Pour concrétiser cette vision, ACT se structure en plusieurs sous-programmes :

  • Projets d’innovation : impliquer activement les communautés universitaires dans la résolution des problèmes environnementaux et sociétaux.
  • Living Labs : transformer les campus en espaces d’expérimentation grandeur nature.
  • Programmes éducatifs : intégrer les enjeux de transition dans l’enseignement.
  • Recherche et innovation méthodologique : améliorer les outils et les méthodes de recherche.
  • Transformation numérique : utiliser la technologie pour optimiser la collecte et l’utilisation des données.
  • Rayonnement international : encourager les collaborations avec d’autres institutions à travers le monde.
  • Co-investissement : favoriser le financement participatif et le soutien d’investisseurs externes.

Ces initiatives font de l’Université de Bordeaux un modèle pour d’autres institutions qui cherchent à innover en matière de gouvernance et d’impact sociétal.

Quel impact sur l’enseignement et la formation des étudiants ?

Un des aspects les plus intéressants du projet ACT est son influence sur l’enseignement. Plutôt que de transmettre un savoir figé, il s’agit d’impliquer les étudiants dans des projets concrets, leur permettant d’acquérir des compétences pratiques et de se confronter aux réalités du terrain.

Les étudiants deviennent ainsi des acteurs du changement, en participant à des expériences menées sur le campus et en co-construisant des solutions innovantes. Cela leur offre une expérience unique et une immersion précieuse dans les enjeux réels des transitions écologique et sociétale.

Pourquoi un tel modèle n’est-il pas encore développé ailleurs ?

Malgré son succès, l’initiative ACT reste méconnue en dehors de la France.
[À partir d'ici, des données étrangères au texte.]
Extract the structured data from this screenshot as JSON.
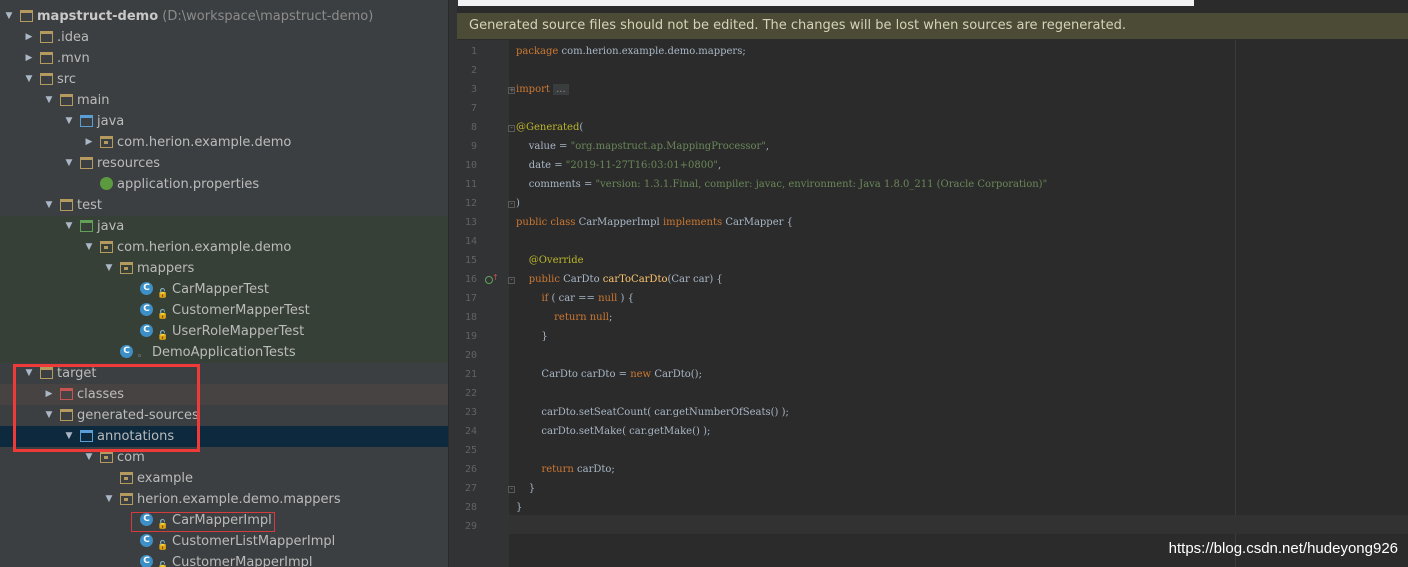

Pourtant, ce modèle pourrait être adapté à de nombreuses autres universités, notamment en Espagne et en Amérique latine, où les enjeux environnementaux et sociaux sont également pressants.

Un des freins à son adoption est la rigidité de certaines structures académiques, qui peinent à adopter des approches transversales et à sortir de leur logique disciplinaire. Cependant, à mesure que les défis mondiaux s’intensifient, il est probable que de plus en plus d’institutions suivent l’exemple de Bordeaux.

Vers une révolution universitaire ?

L’Université de Bordeaux ouvre une nouvelle voie en repensant le rôle des institutions académiques dans la société. Son projet ACT montre qu’une université peut être bien plus qu’un centre de formation et de recherche : elle peut devenir un véritable moteur du changement territorial et global.